8. Amy and Ted, the phone calls, their love for each other, the broken marriage, Amy and her explanations, Mort's drinking? The love and betrayal, the blame? Ted coming to visit, Mort finding him at the service station, the clash, Ted punching his hand on the car? His wanting Mort to sign the divorce documents? Amy, the phone call, her deciding to visit with the papers, Ted deciding to follow her?
9. The sheriff, his age, doing needlepoint for his arthritis, listening to Mort - and not listening? His wanting to talk to Mort, Mort hurrying away? His return at the end, his knowing the truth, threatening Mort?
10. The people in the town, the growing suspicions, at the shop, the girl from the post office, his flirting and her moving away?
11. Mort continuing to talk to himself, the two selves appearing, his having created Shooter as an alter-ego, a shadow figure? Their clash? The visualising of the story, the garden, Amy's garden? The showing of the two Morts, the showing of Mort alone but talking to his alter-ego?
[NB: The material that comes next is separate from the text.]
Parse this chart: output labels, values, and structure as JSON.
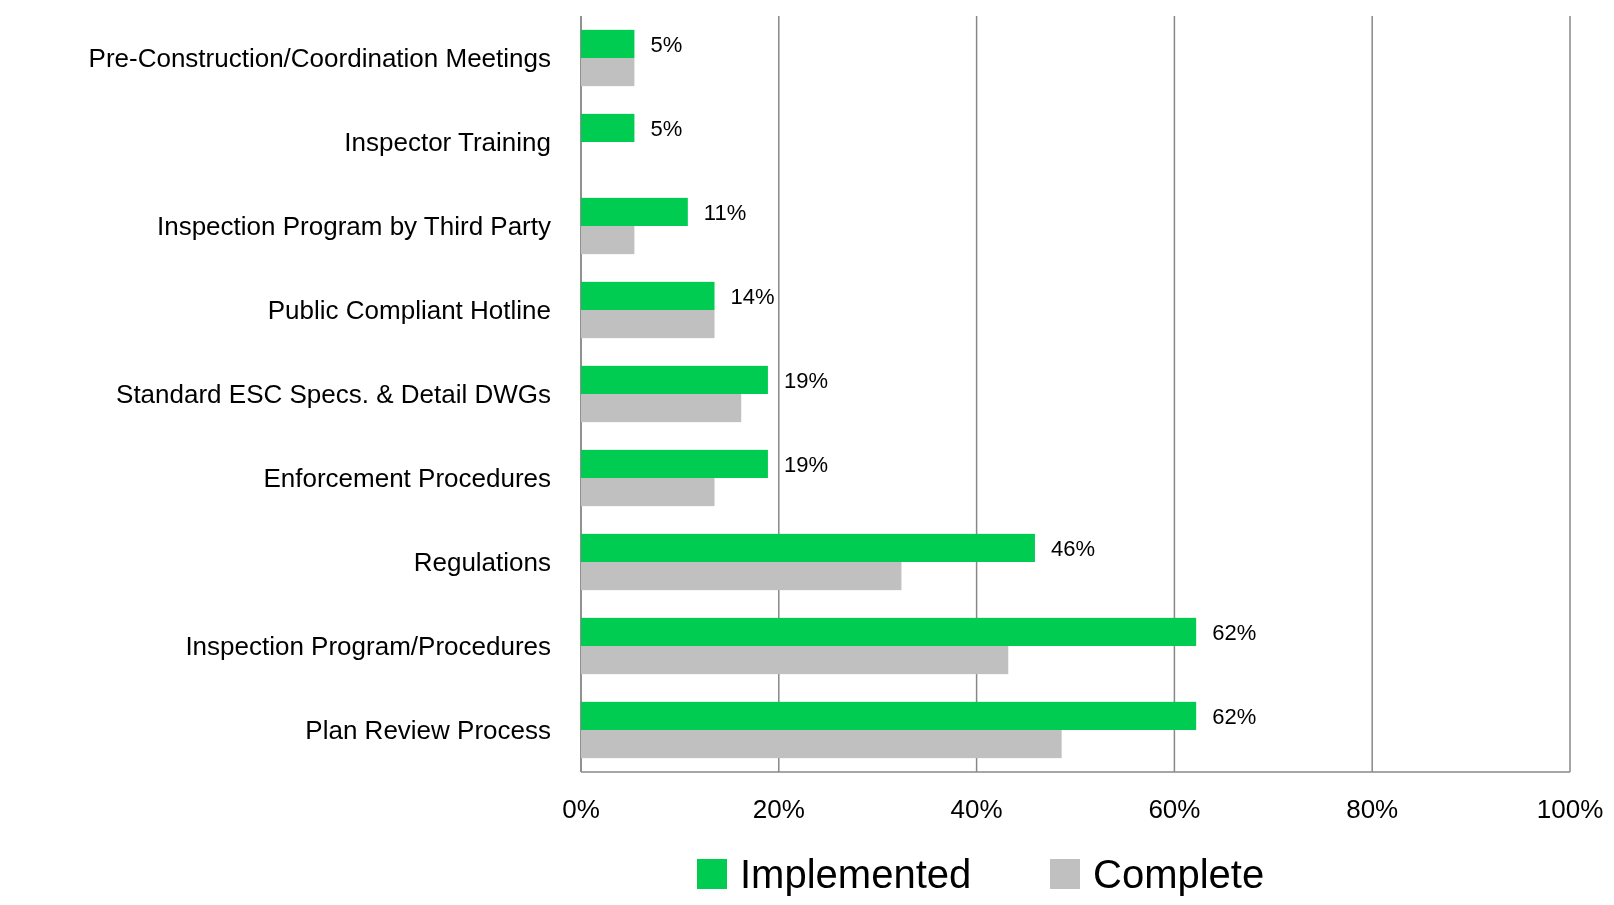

Amy's arrival, being disturbed, the destruction in the house, her finding Mort behind the door, his persecution of her, the physical violence, her death? Her trying to warn Ted, his death?
12. The end, the writer's block gone, Mort writing his story - and looking through the secret window to the garden, the corn crop and the complete disappearance of Amy as in the story? The irony of his eating the corn, the visit of the sheriff, the cooking of the corn?
13. Stephen King themes, psychological thriller, psychological case-study, madness?